The agricultural engineers of Pre-Columbian Mesoamerica also provided the world with vanilla, tomatoes, and all true beans including the French-sounding haricot vert. The fava was the only “bean” Europeans ate before the Columbian exchange. Also unknown on the other side of the Atlantic were all the squashes, peanuts, pineapples, corn, chili peppers, potatoes, sweet potatoes, tapioca, avocados, pecans, guavas, passion fruit, chia, sunflowers, Jerusalem artichokes/sunchokes—even chewing gum! The list of tropical fruits and vegetables filling the food stalls of Tenochtitlan (modern day Mexico City) would have made European chefs swoon.
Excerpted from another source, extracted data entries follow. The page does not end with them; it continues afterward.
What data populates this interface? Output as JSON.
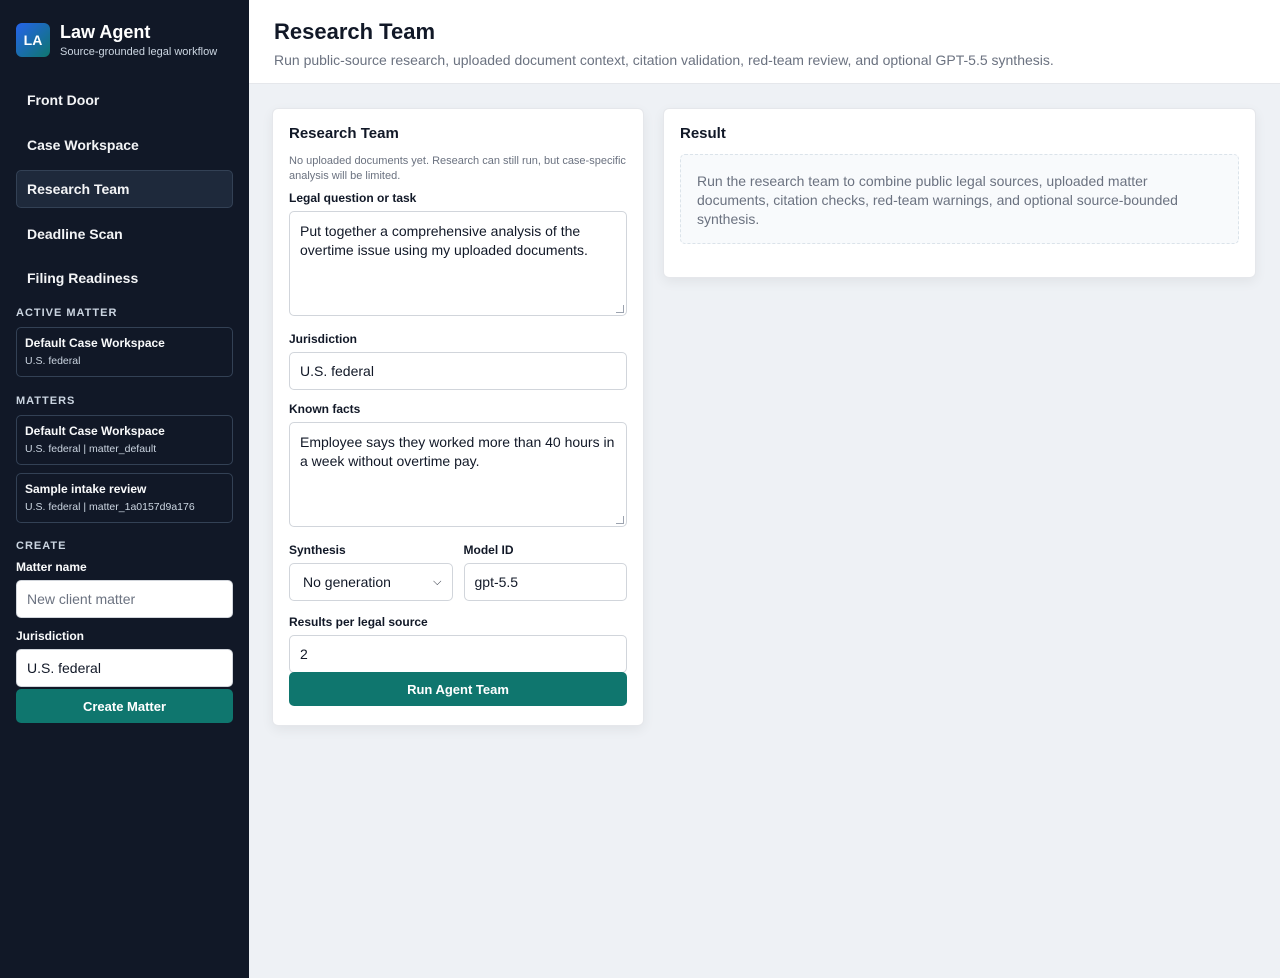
{
  "brand": {
    "logo": "LA",
    "title": "Law Agent",
    "subtitle": "Source-grounded legal workflow"
  },
  "nav": [
    {
      "label": "Front Door",
      "active": false
    },
    {
      "label": "Case Workspace",
      "active": false
    },
    {
      "label": "Research Team",
      "active": true
    },
    {
      "label": "Deadline Scan",
      "active": false
    },
    {
      "label": "Filing Readiness",
      "active": false
    }
  ],
  "active_matter": {
    "section_label": "ACTIVE MATTER",
    "name": "Default Case Workspace",
    "meta": "U.S. federal"
  },
  "matters": {
    "section_label": "MATTERS",
    "items": [
      {
        "name": "Default Case Workspace",
        "meta": "U.S. federal | matter_default"
      },
      {
        "name": "Sample intake review",
        "meta": "U.S. federal | matter_1a0157d9a176"
      }
    ]
  },
  "create": {
    "section_label": "CREATE",
    "matter_name_label": "Matter name",
    "matter_name_placeholder": "New client matter",
    "jurisdiction_label": "Jurisdiction",
    "jurisdiction_value": "U.S. federal",
    "button": "Create Matter"
  },
  "header": {
    "title": "Research Team",
    "subtitle": "Run public-source research, uploaded document context, citation validation, red-team review, and optional GPT-5.5 synthesis."
  },
  "form": {
    "title": "Research Team",
    "note": "No uploaded documents yet. Research can still run, but case-specific analysis will be limited.",
    "question_label": "Legal question or task",
    "question_value": "Put together a comprehensive analysis of the overtime issue using my uploaded documents.",
    "jurisdiction_label": "Jurisdiction",
    "jurisdiction_value": "U.S. federal",
    "facts_label": "Known facts",
    "facts_value": "Employee says they worked more than 40 hours in a week without overtime pay.",
    "synthesis_label": "Synthesis",
    "synthesis_value": "No generation",
    "model_label": "Model ID",
    "model_value": "gpt-5.5",
    "results_label": "Results per legal source",
    "results_value": "2",
    "run_button": "Run Agent Team"
  },
  "result": {
    "title": "Result",
    "placeholder": "Run the research team to combine public legal sources, uploaded matter documents, citation checks, red-team warnings, and optional source-bounded synthesis."
  },
  "colors": {
    "sidebar": "#111827",
    "accent": "#0f766e",
    "background": "#eef1f5"
  }
}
Evidence such as this reminds us that there were many rich, complex civilizations before the arrival of Hispanics. The word “Hispanic,” by its very definition, excludes the descendants of the Aztecs, Mayans, and other ancient peoples living in the Americas today. The concept of “Hispanic” ignores our indigenous roots, languages and traditions. So instead of National Hispanic Heritage Month, we would like to recognize all the scientific, culinary, and cultural contributions of the indigenous civilizations of the Americas by celebrating a more inclusive Mes de la Cultura (Month of the Culture—ALL of Mexico's cultures).